I'm sure it's pretty clear to you guys just by looking at it, and it's clear to me now, that this will not vectorize at all. At least not the way it's currently designed. The real problem is the fact that the loop is "stateful", and relies on values from the previous itteration... the "out" variable for example, and of course the _Buff[] arrays. Doesn't seem to matter how I spin it, this "flow" dependency cannot be overcome.
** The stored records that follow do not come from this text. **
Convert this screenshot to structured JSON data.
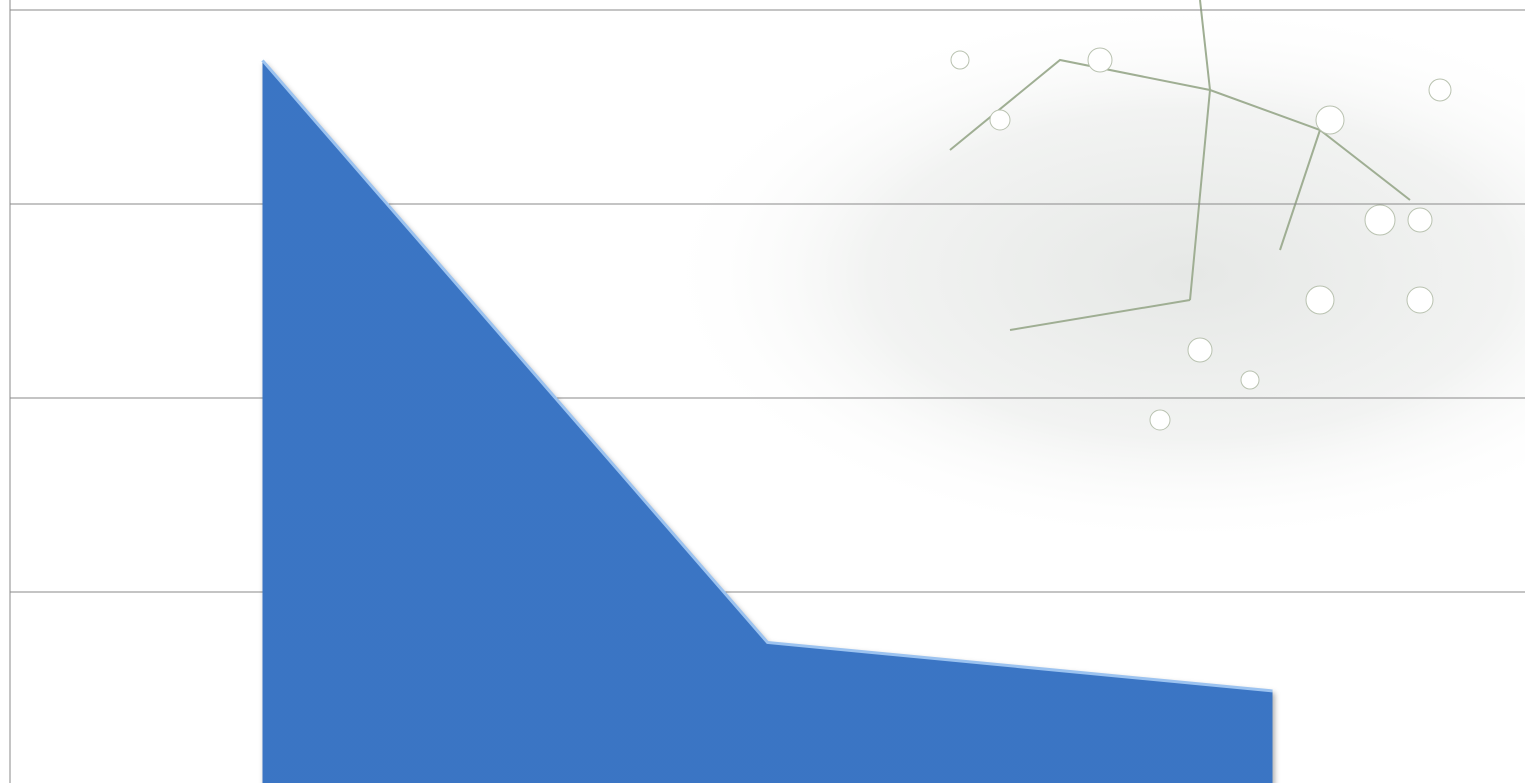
{
  "chart_data": {
    "type": "area",
    "categories": [
      null,
      null,
      null
    ],
    "values": [
      3.74,
      0.74,
      0.49
    ],
    "color": "#3a75c4",
    "ylim": [
      0,
      4
    ],
    "yticks": [
      1,
      2,
      3,
      4
    ],
    "grid": true
  }
}
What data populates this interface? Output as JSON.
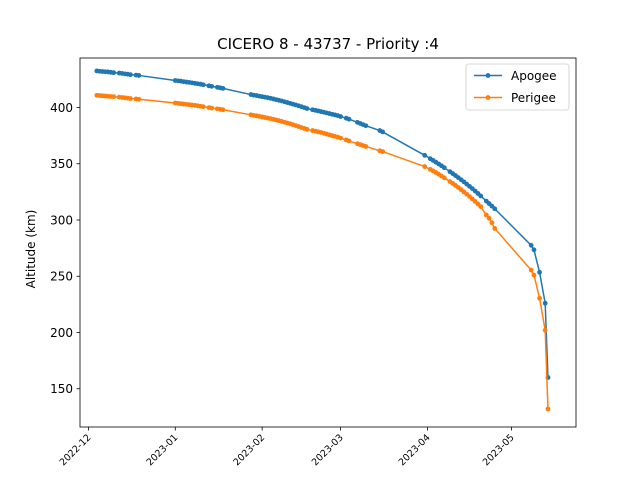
{
  "chart_data": {
    "type": "line",
    "title": "CICERO 8 - 43737 - Priority :4",
    "xlabel": "",
    "ylabel": "Altitude (km)",
    "x_axis_type": "date",
    "xlim": [
      "2022-11-28",
      "2023-05-24"
    ],
    "ylim": [
      116,
      444
    ],
    "x_ticks": [
      "2022-12",
      "2023-01",
      "2023-02",
      "2023-03",
      "2023-04",
      "2023-05"
    ],
    "y_ticks": [
      150,
      200,
      250,
      300,
      350,
      400
    ],
    "grid": false,
    "legend": "top-right",
    "series": [
      {
        "name": "Apogee",
        "color": "#1f77b4",
        "marker": "circle",
        "points": [
          [
            "2022-12-04",
            432.5
          ],
          [
            "2022-12-05",
            432.2
          ],
          [
            "2022-12-06",
            432.0
          ],
          [
            "2022-12-07",
            431.8
          ],
          [
            "2022-12-08",
            431.6
          ],
          [
            "2022-12-09",
            431.3
          ],
          [
            "2022-12-10",
            431.0
          ],
          [
            "2022-12-12",
            430.6
          ],
          [
            "2022-12-13",
            430.3
          ],
          [
            "2022-12-14",
            429.9
          ],
          [
            "2022-12-15",
            429.6
          ],
          [
            "2022-12-16",
            429.2
          ],
          [
            "2022-12-18",
            428.8
          ],
          [
            "2022-12-19",
            428.5
          ],
          [
            "2023-01-01",
            424.0
          ],
          [
            "2023-01-02",
            423.7
          ],
          [
            "2023-01-03",
            423.4
          ],
          [
            "2023-01-04",
            423.0
          ],
          [
            "2023-01-05",
            422.6
          ],
          [
            "2023-01-06",
            422.3
          ],
          [
            "2023-01-07",
            421.9
          ],
          [
            "2023-01-08",
            421.5
          ],
          [
            "2023-01-09",
            421.1
          ],
          [
            "2023-01-10",
            420.7
          ],
          [
            "2023-01-11",
            420.2
          ],
          [
            "2023-01-13",
            419.3
          ],
          [
            "2023-01-14",
            418.8
          ],
          [
            "2023-01-16",
            418.0
          ],
          [
            "2023-01-17",
            417.5
          ],
          [
            "2023-01-18",
            417.0
          ],
          [
            "2023-01-28",
            411.5
          ],
          [
            "2023-01-29",
            411.0
          ],
          [
            "2023-01-30",
            410.6
          ],
          [
            "2023-01-31",
            410.1
          ],
          [
            "2023-02-01",
            409.6
          ],
          [
            "2023-02-02",
            409.2
          ],
          [
            "2023-02-03",
            408.7
          ],
          [
            "2023-02-04",
            408.2
          ],
          [
            "2023-02-05",
            407.6
          ],
          [
            "2023-02-06",
            407.0
          ],
          [
            "2023-02-07",
            406.4
          ],
          [
            "2023-02-08",
            405.8
          ],
          [
            "2023-02-09",
            405.1
          ],
          [
            "2023-02-10",
            404.4
          ],
          [
            "2023-02-11",
            403.7
          ],
          [
            "2023-02-12",
            403.0
          ],
          [
            "2023-02-13",
            402.3
          ],
          [
            "2023-02-14",
            401.5
          ],
          [
            "2023-02-15",
            400.7
          ],
          [
            "2023-02-16",
            399.9
          ],
          [
            "2023-02-17",
            399.1
          ],
          [
            "2023-02-19",
            398.0
          ],
          [
            "2023-02-20",
            397.5
          ],
          [
            "2023-02-21",
            397.0
          ],
          [
            "2023-02-22",
            396.4
          ],
          [
            "2023-02-23",
            395.8
          ],
          [
            "2023-02-24",
            395.2
          ],
          [
            "2023-02-25",
            394.6
          ],
          [
            "2023-02-26",
            394.0
          ],
          [
            "2023-02-27",
            393.4
          ],
          [
            "2023-02-28",
            392.8
          ],
          [
            "2023-03-01",
            392.0
          ],
          [
            "2023-03-03",
            390.5
          ],
          [
            "2023-03-04",
            389.6
          ],
          [
            "2023-03-07",
            386.8
          ],
          [
            "2023-03-08",
            385.8
          ],
          [
            "2023-03-09",
            384.8
          ],
          [
            "2023-03-10",
            383.8
          ],
          [
            "2023-03-15",
            379.5
          ],
          [
            "2023-03-16",
            378.3
          ],
          [
            "2023-03-31",
            357.5
          ],
          [
            "2023-04-02",
            354.5
          ],
          [
            "2023-04-03",
            353.0
          ],
          [
            "2023-04-04",
            351.4
          ],
          [
            "2023-04-05",
            349.8
          ],
          [
            "2023-04-06",
            348.2
          ],
          [
            "2023-04-07",
            346.5
          ],
          [
            "2023-04-09",
            343.0
          ],
          [
            "2023-04-10",
            341.3
          ],
          [
            "2023-04-11",
            339.5
          ],
          [
            "2023-04-12",
            337.7
          ],
          [
            "2023-04-13",
            335.8
          ],
          [
            "2023-04-14",
            333.9
          ],
          [
            "2023-04-15",
            331.9
          ],
          [
            "2023-04-16",
            329.9
          ],
          [
            "2023-04-17",
            327.9
          ],
          [
            "2023-04-18",
            325.8
          ],
          [
            "2023-04-19",
            323.6
          ],
          [
            "2023-04-20",
            321.4
          ],
          [
            "2023-04-22",
            316.8
          ],
          [
            "2023-04-23",
            314.6
          ],
          [
            "2023-04-24",
            312.3
          ],
          [
            "2023-04-25",
            310.0
          ],
          [
            "2023-05-08",
            277.5
          ],
          [
            "2023-05-09",
            273.5
          ],
          [
            "2023-05-11",
            253.5
          ],
          [
            "2023-05-13",
            226.0
          ],
          [
            "2023-05-14",
            160.0
          ]
        ]
      },
      {
        "name": "Perigee",
        "color": "#ff7f0e",
        "marker": "circle",
        "points": [
          [
            "2022-12-04",
            410.8
          ],
          [
            "2022-12-05",
            410.6
          ],
          [
            "2022-12-06",
            410.4
          ],
          [
            "2022-12-07",
            410.2
          ],
          [
            "2022-12-08",
            410.0
          ],
          [
            "2022-12-09",
            409.8
          ],
          [
            "2022-12-10",
            409.6
          ],
          [
            "2022-12-12",
            409.2
          ],
          [
            "2022-12-13",
            408.9
          ],
          [
            "2022-12-14",
            408.6
          ],
          [
            "2022-12-15",
            408.3
          ],
          [
            "2022-12-16",
            408.0
          ],
          [
            "2022-12-18",
            407.6
          ],
          [
            "2022-12-19",
            407.3
          ],
          [
            "2023-01-01",
            404.0
          ],
          [
            "2023-01-02",
            403.7
          ],
          [
            "2023-01-03",
            403.4
          ],
          [
            "2023-01-04",
            403.1
          ],
          [
            "2023-01-05",
            402.8
          ],
          [
            "2023-01-06",
            402.5
          ],
          [
            "2023-01-07",
            402.2
          ],
          [
            "2023-01-08",
            401.9
          ],
          [
            "2023-01-09",
            401.5
          ],
          [
            "2023-01-10",
            401.1
          ],
          [
            "2023-01-11",
            400.7
          ],
          [
            "2023-01-13",
            399.9
          ],
          [
            "2023-01-14",
            399.5
          ],
          [
            "2023-01-16",
            398.8
          ],
          [
            "2023-01-17",
            398.4
          ],
          [
            "2023-01-18",
            398.0
          ],
          [
            "2023-01-28",
            393.5
          ],
          [
            "2023-01-29",
            393.0
          ],
          [
            "2023-01-30",
            392.6
          ],
          [
            "2023-01-31",
            392.1
          ],
          [
            "2023-02-01",
            391.6
          ],
          [
            "2023-02-02",
            391.1
          ],
          [
            "2023-02-03",
            390.6
          ],
          [
            "2023-02-04",
            390.1
          ],
          [
            "2023-02-05",
            389.5
          ],
          [
            "2023-02-06",
            388.9
          ],
          [
            "2023-02-07",
            388.3
          ],
          [
            "2023-02-08",
            387.6
          ],
          [
            "2023-02-09",
            386.9
          ],
          [
            "2023-02-10",
            386.2
          ],
          [
            "2023-02-11",
            385.5
          ],
          [
            "2023-02-12",
            384.7
          ],
          [
            "2023-02-13",
            383.9
          ],
          [
            "2023-02-14",
            383.1
          ],
          [
            "2023-02-15",
            382.2
          ],
          [
            "2023-02-16",
            381.4
          ],
          [
            "2023-02-17",
            380.6
          ],
          [
            "2023-02-19",
            379.5
          ],
          [
            "2023-02-20",
            379.0
          ],
          [
            "2023-02-21",
            378.4
          ],
          [
            "2023-02-22",
            377.8
          ],
          [
            "2023-02-23",
            377.1
          ],
          [
            "2023-02-24",
            376.4
          ],
          [
            "2023-02-25",
            375.7
          ],
          [
            "2023-02-26",
            375.0
          ],
          [
            "2023-02-27",
            374.3
          ],
          [
            "2023-02-28",
            373.6
          ],
          [
            "2023-03-01",
            372.8
          ],
          [
            "2023-03-03",
            371.2
          ],
          [
            "2023-03-04",
            370.3
          ],
          [
            "2023-03-07",
            367.8
          ],
          [
            "2023-03-08",
            367.0
          ],
          [
            "2023-03-09",
            366.2
          ],
          [
            "2023-03-10",
            365.4
          ],
          [
            "2023-03-15",
            361.5
          ],
          [
            "2023-03-16",
            360.8
          ],
          [
            "2023-03-31",
            347.5
          ],
          [
            "2023-04-02",
            345.0
          ],
          [
            "2023-04-03",
            343.6
          ],
          [
            "2023-04-04",
            342.2
          ],
          [
            "2023-04-05",
            340.7
          ],
          [
            "2023-04-06",
            339.1
          ],
          [
            "2023-04-07",
            337.5
          ],
          [
            "2023-04-09",
            334.2
          ],
          [
            "2023-04-10",
            332.5
          ],
          [
            "2023-04-11",
            330.7
          ],
          [
            "2023-04-12",
            328.9
          ],
          [
            "2023-04-13",
            327.0
          ],
          [
            "2023-04-14",
            325.0
          ],
          [
            "2023-04-15",
            323.0
          ],
          [
            "2023-04-16",
            320.9
          ],
          [
            "2023-04-17",
            318.7
          ],
          [
            "2023-04-18",
            316.5
          ],
          [
            "2023-04-19",
            314.2
          ],
          [
            "2023-04-20",
            311.9
          ],
          [
            "2023-04-22",
            304.5
          ],
          [
            "2023-04-23",
            301.5
          ],
          [
            "2023-04-24",
            297.5
          ],
          [
            "2023-04-25",
            292.5
          ],
          [
            "2023-05-08",
            255.5
          ],
          [
            "2023-05-09",
            251.0
          ],
          [
            "2023-05-11",
            230.5
          ],
          [
            "2023-05-13",
            202.0
          ],
          [
            "2023-05-14",
            132.0
          ]
        ]
      }
    ]
  }
}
Back to the drawing board :(

You should get some measure of vectorization in the above code in particular

ftemps[0] = filter2CoeffsL[1] * filter2Buff[0];
ftemps[1] = filter2CoeffsL[2] * filter2Buff[1];
ftemps[2] = filter2CoeffsL[3] * filter2Buff[2];
ftemps[3] = filter2CoeffsL[4] * filter2Buff[3];

and

filter2Buff[0] = ftemps[4];
filter2Buff[1] = ftemps[5];
filter2Buff[2] = ftemps[6];
filter2Buff[3] = ftemps[7];

Are likely candidates for vectorization

Jim Dempsey

www.quickthreadprogramming.com

Quoting - jimdempseyatthecove

You should get some measure of vectorization in the above code in particular

ftemps[0] = filter2CoeffsL[1] * filter2Buff[0];
ftemps[1] = filter2CoeffsL[2] * filter2Buff[1];
ftemps[2] = filter2CoeffsL[3] * filter2Buff[2];
ftemps[3] = filter2CoeffsL[4] * filter2Buff[3];

and

filter2Buff[0] = ftemps[4];
filter2Buff[1] = ftemps[5];
filter2Buff[2] = ftemps[6];
filter2Buff[3] = ftemps[7];

Are likely candidates for vectorization

Jim Dempsey

Also, eliminate ftemps[4:7] (use different temp of ftemps[4])

Jim Dempsey

www.quickthreadprogramming.com

Quoting - jimdempseyatthecove

Also, eliminate ftemps[4:7] (use different temp of ftemps[4])

Jim Dempsey

ahah! yes indeed, yes indeed... with a little fudging ;) Thanks!